Things seemed to take a turn for the better today as I continued to research solutions: the more I diagnosed, the more I began to conclude the drive may not have gone bad -- it may have been more attributable to my directory system or Windows itself: I kept getting a "D:/ drive is not accessible, the parameter is incorrect." In the USB dock, Disk Management reported the disk with an active partition -- but with 100% of the space available -- as if I had no data on the disk. (frightening) Upon the advice of one website for the "parameter incorrect" error message, I ran a CHKDSK at boot up and -- presto -- the D drive "reappeared" in Explorer, Device Manager and Disk Management -- with the drive connected via the USB dock or per the original internal installation on the motherboard. (When all this started, I couldn't even see the drive letter with the HDD SATA-connected to the MB.) After trying a system restore -- which reported as being unsuccessful afterward -- I could actually open the D drive in explorer and see my folders! See "D-Drive Folders" screen capture, attached. But . . . there were some mystery folders on the root directory that weren't there before. Worse, the only files that seem to have survived are my music files. The all-important 'Documents' and 'Pictures' folders are EMPTY. Since the total amount of data on the drive seems unchanged from when this disaster started this week, I had to ask, "where's the data?" Then I opened one of the mystery folders -- the one at the upper left -- and found DOZENS of large, equally-sized files with no extension name. See "D Drive Mystery Folder" screen shot, also attached. I can only speculate that this is where all my unrecovered data is residing. The impression I'm getting is that my entire file/folder/directory system was altered by CHKDISK to get me access to the drive -- at the expense of access to most of my data.
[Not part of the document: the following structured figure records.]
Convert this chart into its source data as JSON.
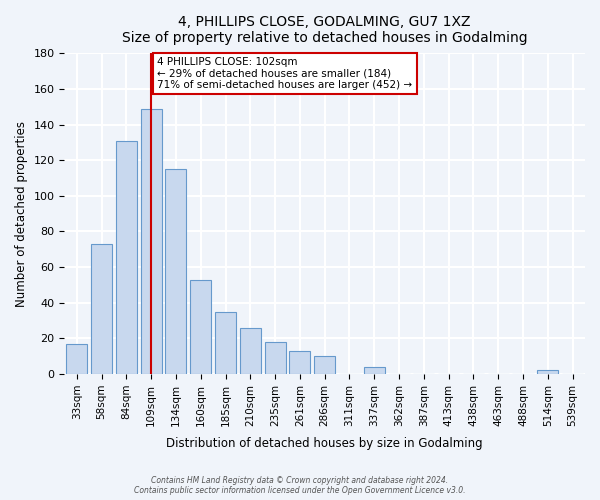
{
  "title": "4, PHILLIPS CLOSE, GODALMING, GU7 1XZ",
  "subtitle": "Size of property relative to detached houses in Godalming",
  "xlabel": "Distribution of detached houses by size in Godalming",
  "ylabel": "Number of detached properties",
  "bar_color": "#c8d8ee",
  "bar_edge_color": "#6699cc",
  "categories": [
    "33sqm",
    "58sqm",
    "84sqm",
    "109sqm",
    "134sqm",
    "160sqm",
    "185sqm",
    "210sqm",
    "235sqm",
    "261sqm",
    "286sqm",
    "311sqm",
    "337sqm",
    "362sqm",
    "387sqm",
    "413sqm",
    "438sqm",
    "463sqm",
    "488sqm",
    "514sqm",
    "539sqm"
  ],
  "values": [
    17,
    73,
    131,
    149,
    115,
    53,
    35,
    26,
    18,
    13,
    10,
    0,
    4,
    0,
    0,
    0,
    0,
    0,
    0,
    2,
    0
  ],
  "ylim": [
    0,
    180
  ],
  "yticks": [
    0,
    20,
    40,
    60,
    80,
    100,
    120,
    140,
    160,
    180
  ],
  "vline_x": 3,
  "vline_color": "#cc0000",
  "annotation_text": "4 PHILLIPS CLOSE: 102sqm\n← 29% of detached houses are smaller (184)\n71% of semi-detached houses are larger (452) →",
  "annotation_box_color": "#ffffff",
  "annotation_box_edge": "#cc0000",
  "footer_line1": "Contains HM Land Registry data © Crown copyright and database right 2024.",
  "footer_line2": "Contains public sector information licensed under the Open Government Licence v3.0.",
  "background_color": "#f0f4fa",
  "grid_color": "#ffffff"
}
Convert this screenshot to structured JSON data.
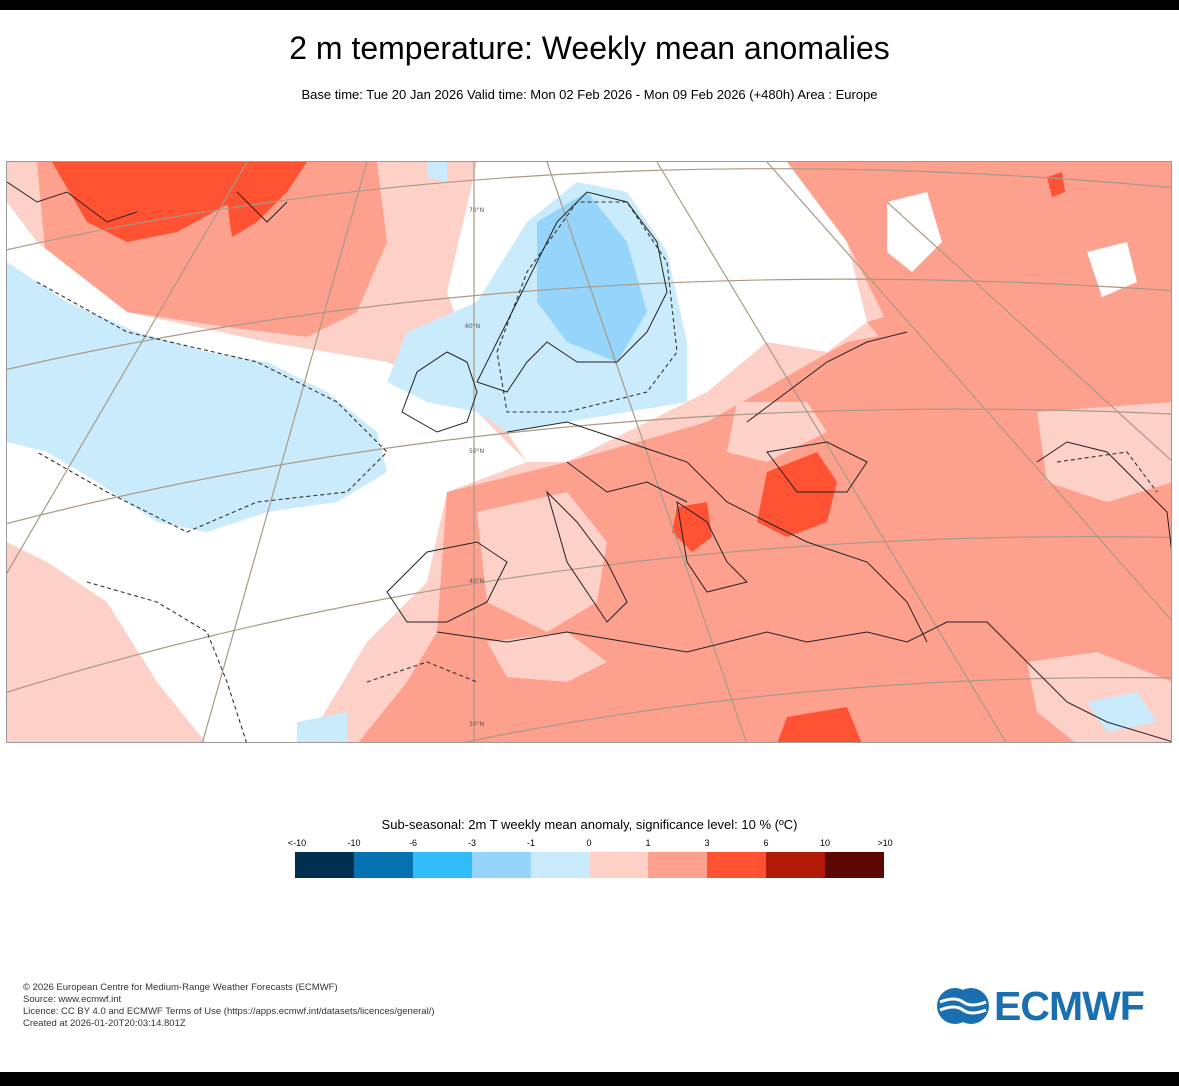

- If my suspicion that the MFT in the disk could have been corrupt is correct, running check disk would have completely wiped out all data that might not have been indexed properly in the Master File Table ( due to corrupt MFT).But then it would have put the deleted files in folders found.000 and the like. I honestly do not understand the creation of the mystery folder.I would elicit the opinions from other Windows 10 experts. To that end please post the chechdisk log,.
Read Chkdsk Log in Event Viewer in Windows 10
I am obviously a great danger to my own interests here. Years of work, vital records and photographic memories are on the line. If anyone has any insights on what's going on, where I likely stand at this point, best courses of action -- believe me -- I'm all ears. I'm definitely done tinkering.
- @ Marie SWE I would elicit your opinion whether professional data recovery would help at this stage.